Agreed. I think there is a limit to be set. It feels similar to use-package ; it makes packages setup homogeneous even though each one of them has its own flavor and non-consistency is handled for example via :after (also mentioned in reformatter.el comments)

ludwigpacifici commented 5 years ago

Looking into more details, reformatter.el uses insert-file-contents and ocamlformat.el uses replace-buffer-contents. Is there a reason to prefer one over the other?

The documentation seems to favor the the use of replace-buffer-contents:

This function attempts to keep point, markers, text properties, and overlays in the current buffer intact [...] this behavior is useful is external code formatting programs

Even though insert-file-contents called with replace not nil (like it is done in reformatter.el) seems to preserve similar properties:

If the argument replace is non-nil [...] This is better than simply deleting the buffer contents and inserting the whole file, because (1) it preserves some marker positions and (2) it puts less data in the undo list.

The documentation is not very clear.

purcell commented 5 years ago

Looking at the C source code for both functions, it indeed looks like replace-buffer-contents might be more rigorous in its efforts to minimise changes.
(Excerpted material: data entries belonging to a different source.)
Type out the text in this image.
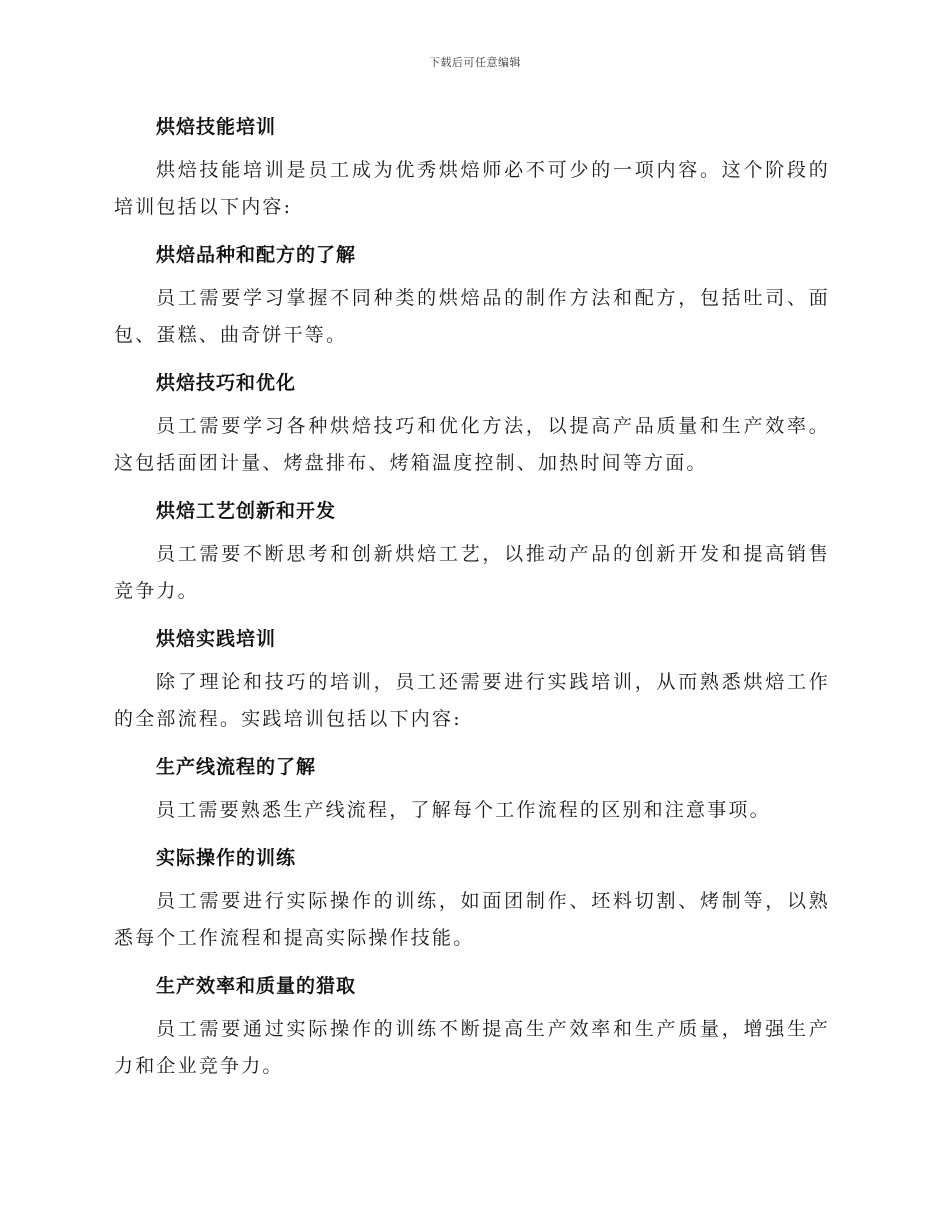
下载后可任意编辑
烘焙技能培训

烘焙技能培训是员工成为优秀烘焙师必不可少的一项内容。这个阶段的培训包括以下内容:

烘焙品种和配方的了解

员工需要学习掌握不同种类的烘焙品的制作方法和配方，包括吐司、面包、蛋糕、曲奇饼干等。

烘焙技巧和优化

员工需要学习各种烘焙技巧和优化方法，以提高产品质量和生产效率。这包括面团计量、烤盘排布、烤箱温度控制、加热时间等方面。

烘焙工艺创新和开发

员工需要不断思考和创新烘焙工艺，以推动产品的创新开发和提高销售竞争力。

烘焙实践培训

除了理论和技巧的培训，员工还需要进行实践培训，从而熟悉烘焙工作的全部流程。实践培训包括以下内容:

生产线流程的了解

员工需要熟悉生产线流程，了解每个工作流程的区别和注意事项。

实际操作的训练

员工需要进行实际操作的训练，如面团制作、坯料切割、烤制等，以熟悉每个工作流程和提高实际操作技能。

生产效率和质量的猎取

员工需要通过实际操作的训练不断提高生产效率和生产质量，增强生产力和企业竞争力。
I'll investigate using that instead.

purcell commented 5 years ago

Damn it, I was testing this with Emacs 26.1, and hit exactly the issue you've had to work around. 😆 I don't really want to maintain different code paths, so I think I'm going to stick with insert-file-contents for now. It has been used in practice for several formatters for quite a long time, and I'm not convinced that anyone would ever notice any potential differences relative to replace-buffer-contents.
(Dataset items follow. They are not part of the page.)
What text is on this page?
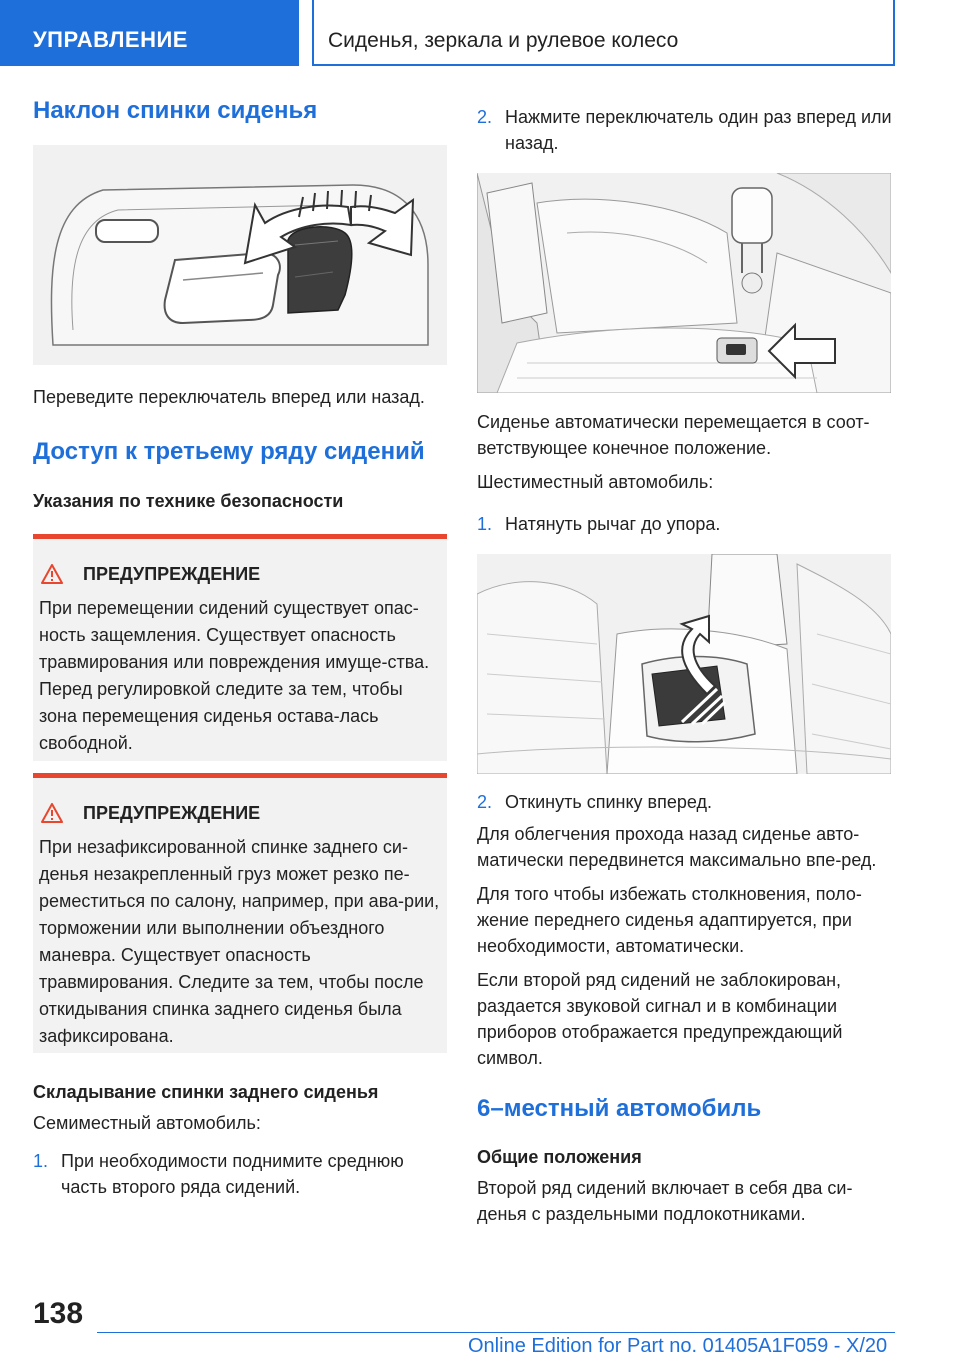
УПРАВЛЕНИЕ	Сиденья, зеркала и рулевое колесо
Наклон спинки сиденья

Переведите переключатель вперед или назад.

Доступ к третьему ряду сидений
Указания по технике безопасности
ПРЕДУПРЕЖДЕНИЕ

При перемещении сидений существует опас-ность защемления. Существует опасность травмирования или повреждения имуще-ства. Перед регулировкой следите за тем, чтобы зона перемещения сиденья остава-лась свободной.

ПРЕДУПРЕЖДЕНИЕ

При незафиксированной спинке заднего си-денья незакрепленный груз может резко пе-реместиться по салону, например, при ава-рии, торможении или выполнении объездного маневра. Существует опасность травмирования. Следите за тем, чтобы после откидывания спинка заднего сиденья была зафиксирована.

Складывание спинки заднего сиденья

Семиместный автомобиль:

1. При необходимости поднимите среднюю часть второго ряда сидений.
2. Нажмите переключатель один раз вперед или назад.

Сиденье автоматически перемещается в соот-ветствующее конечное положение.

Шестиместный автомобиль:

1. Натянуть рычаг до упора.
2. Откинуть спинку вперед.

Для облегчения прохода назад сиденье авто-матически передвинется максимально впе-ред.

Для того чтобы избежать столкновения, поло-жение переднего сиденья адаптируется, при необходимости, автоматически.

Если второй ряд сидений не заблокирован, раздается звуковой сигнал и в комбинации приборов отображается предупреждающий символ.

6–местный автомобиль
Общие положения

Второй ряд сидений включает в себя два си-денья с раздельными подлокотниками.

138
Online Edition for Part no. 01405A1F059 - X/20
ludwigpacifici commented 5 years ago

Apologize, I could have warned you about the bug with replace-buffer-contents with Emacs 26.1since I use it as well.

I agree your argument of simplicity especially if the outcome is limited. That is one reason why I decided to play with reformatter.el for ocamlformat :-)
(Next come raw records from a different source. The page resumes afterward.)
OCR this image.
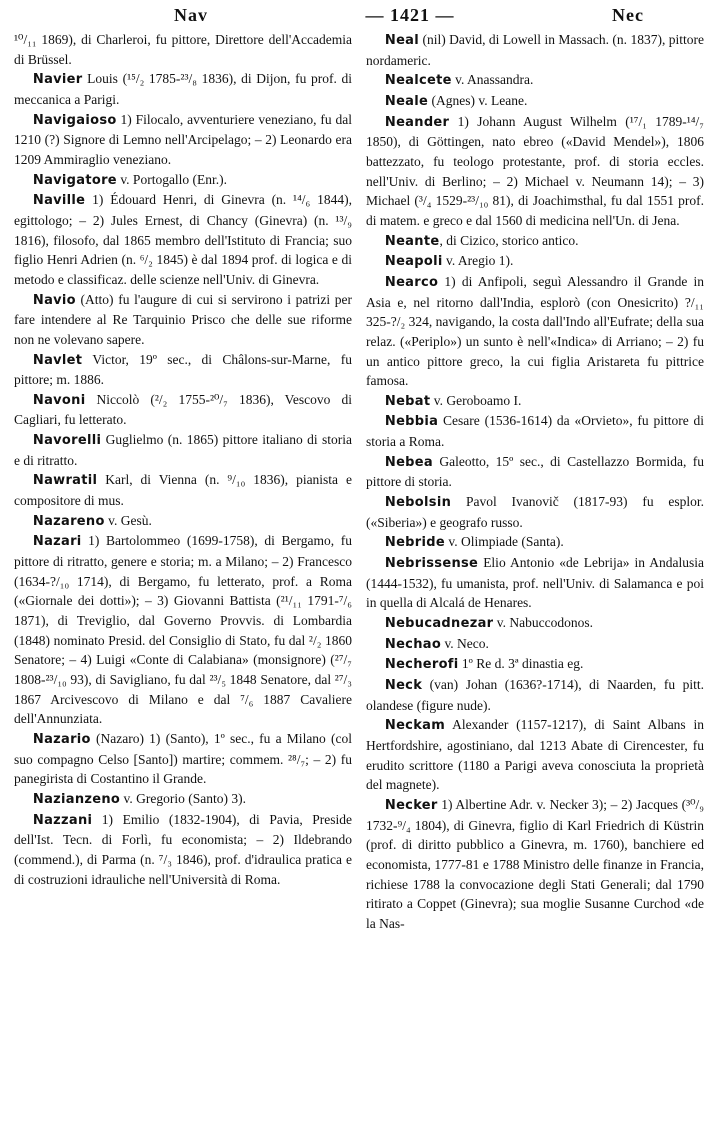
Nav	— 1421 —	Nec

¹⁰/₁₁ 1869), di Charleroi, fu pittore, Direttore dell'Accademia di Brüssel.

Navier Louis (¹⁵/₂ 1785-²³/₈ 1836), di Dijon, fu prof. di meccanica a Parigi.

Navigaioso 1) Filocalo, avventuriere veneziano, fu dal 1210 (?) Signore di Lemno nell'Arcipelago; – 2) Leonardo era 1209 Ammiraglio veneziano.

Navigatore v. Portogallo (Enr.).

Naville 1) Édouard Henri, di Ginevra (n. ¹⁴/₆ 1844), egittologo; – 2) Jules Ernest, di Chancy (Ginevra) (n. ¹³/₉ 1816), filosofo, dal 1865 membro dell'Istituto di Francia; suo figlio Henri Adrien (n. ⁶/₂ 1845) è dal 1894 prof. di logica e di metodo e classificaz. delle scienze nell'Univ. di Ginevra.

Navio (Atto) fu l'augure di cui si servirono i patrizi per fare intendere al Re Tarquinio Prisco che delle sue riforme non ne volevano sapere.

Navlet Victor, 19º sec., di Châlons-sur-Marne, fu pittore; m. 1886.

Navoni Niccolò (²/₂ 1755-²⁰/₇ 1836), Vescovo di Cagliari, fu letterato.

Navorelli Guglielmo (n. 1865) pittore italiano di storia e di ritratto.

Nawratil Karl, di Vienna (n. ⁹/₁₀ 1836), pianista e compositore di mus.

Nazareno v. Gesù.

Nazari 1) Bartolommeo (1699-1758), di Bergamo, fu pittore di ritratto, genere e storia; m. a Milano; – 2) Francesco (1634-?/₁₀ 1714), di Bergamo, fu letterato, prof. a Roma («Giornale dei dotti»); – 3) Giovanni Battista (²¹/₁₁ 1791-⁷/₆ 1871), di Treviglio, dal Governo Provvis. di Lombardia (1848) nominato Presid. del Consiglio di Stato, fu dal ²/₂ 1860 Senatore; – 4) Luigi «Conte di Calabiana» (monsignore) (²⁷/₇ 1808-²³/₁₀ 93), di Savigliano, fu dal ²³/₅ 1848 Senatore, dal ²⁷/₃ 1867 Arcivescovo di Milano e dal ⁷/₆ 1887 Cavaliere dell'Annunziata.

Nazario (Nazaro) 1) (Santo), 1º sec., fu a Milano (col suo compagno Celso [Santo]) martire; commem. ²⁸/₇; – 2) fu panegirista di Costantino il Grande.

Nazianzeno v. Gregorio (Santo) 3).

Nazzani 1) Emilio (1832-1904), di Pavia, Preside dell'Ist. Tecn. di Forlì, fu economista; – 2) Ildebrando (commend.), di Parma (n. ⁷/₃ 1846), prof. d'idraulica pratica e di costruzioni idrauliche nell'Università di Roma.

Neal (nil) David, di Lowell in Massach. (n. 1837), pittore nordameric.

Nealcete v. Anassandra.

Neale (Agnes) v. Leane.

Neander 1) Johann August Wilhelm (¹⁷/₁ 1789-¹⁴/₇ 1850), di Göttingen, nato ebreo («David Mendel»), 1806 battezzato, fu teologo protestante, prof. di storia eccles. nell'Univ. di Berlino; – 2) Michael v. Neumann 14); – 3) Michael (³/₄ 1529-²³/₁₀ 81), di Joachimsthal, fu dal 1551 prof. di matem. e greco e dal 1560 di medicina nell'Un. di Jena.

Neante, di Cizico, storico antico.

Neapoli v. Aregio 1).

Nearco 1) di Anfipoli, seguì Alessandro il Grande in Asia e, nel ritorno dall'India, esplorò (con Onesicrito) ?/₁₁ 325-?/₂ 324, navigando, la costa dall'Indo all'Eufrate; della sua relaz. («Periplo») un sunto è nell'«Indica» di Arriano; – 2) fu un antico pittore greco, la cui figlia Aristareta fu pittrice famosa.

Nebat v. Geroboamo I.

Nebbia Cesare (1536-1614) da «Orvieto», fu pittore di storia a Roma.

Nebea Galeotto, 15º sec., di Castellazzo Bormida, fu pittore di storia.

Nebolsin Pavol Ivanovič (1817-93) fu esplor. («Siberia») e geografo russo.

Nebride v. Olimpiade (Santa).

Nebrissense Elio Antonio «de Lebrija» in Andalusia (1444-1532), fu umanista, prof. nell'Univ. di Salamanca e poi in quella di Alcalá de Henares.

Nebucadnezar v. Nabuccodonos.

Nechao v. Neco.

Necherofi 1º Re d. 3ª dinastia eg.

Neck (van) Johan (1636?-1714), di Naarden, fu pitt. olandese (figure nude).

Neckam Alexander (1157-1217), di Saint Albans in Hertfordshire, agostiniano, dal 1213 Abate di Cirencester, fu erudito scrittore (1180 a Parigi aveva conosciuta la proprietà del magnete).

Necker 1) Albertine Adr. v. Necker 3); – 2) Jacques (³⁰/₉ 1732-⁹/₄ 1804), di Ginevra, figlio di Karl Friedrich di Küstrin (prof. di diritto pubblico a Ginevra, m. 1760), banchiere ed economista, 1777-81 e 1788 Ministro delle finanze in Francia, richiese 1788 la convocazione degli Stati Generali; dal 1790 ritirato a Coppet (Ginevra); sua moglie Susanne Curchod «de la Nas-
purcell commented 5 years ago

Haha, I was just unlucky that my current working Emacs version is the one with the bug!

purcell commented 5 years ago

Currently reformatter.el defines commands which only display the errors when called with a prefix arg. I feel like that choice might already be at odds with how ocamlformat currently works, regardless of the method used to display the errors?

ludwigpacifici commented 5 years ago

I am not sure to understand you. Do you mind to rephrase your question?

purcell commented 5 years ago

Sorry, you're right - that wasn't very clear! Okay, so if you used reformatter to make an ocamlformat reformatter, the resulting ocamlformat-region command would only display errors if invoked with a prefix argument. So even if it could be configured to display errors in different ways, you wouldn't ever see them unless you asked to (with that prefix argument). Does the existing ocamlformat command work like that, or does it unconditionally show errors using the configured method?

ludwigpacifici commented 5 years ago

Thank you for the additional information :-)

ocamlformat-region command would only display errors if invoked with a prefix argument.

I have not noticed that. After some experimenting, it seems the prefix argument display-errors cannot be set from the macro reformatter-define (correct me if I am wrong). However, C-u M-x ocamlformat-region will set it and *ocamlformat error* buffer will show up.

What is the reason to use prefix arguments instead of passing arguments via the macro reformatter-define?

As far as I understand, here is the behavior comparison between ocamlformat-show-errors vs refomartter.el with display-errors:

Does the existing ocamlformat command work like that, or does it unconditionally show errors using the configured method?

ocamlformat unconditionally shows errors on stderr (@jberdine correct me if I am wrong). Do you think something needs to change here?

failable commented 3 years ago

Can I just message the error output instead of popup and guiding me to see the error buffer?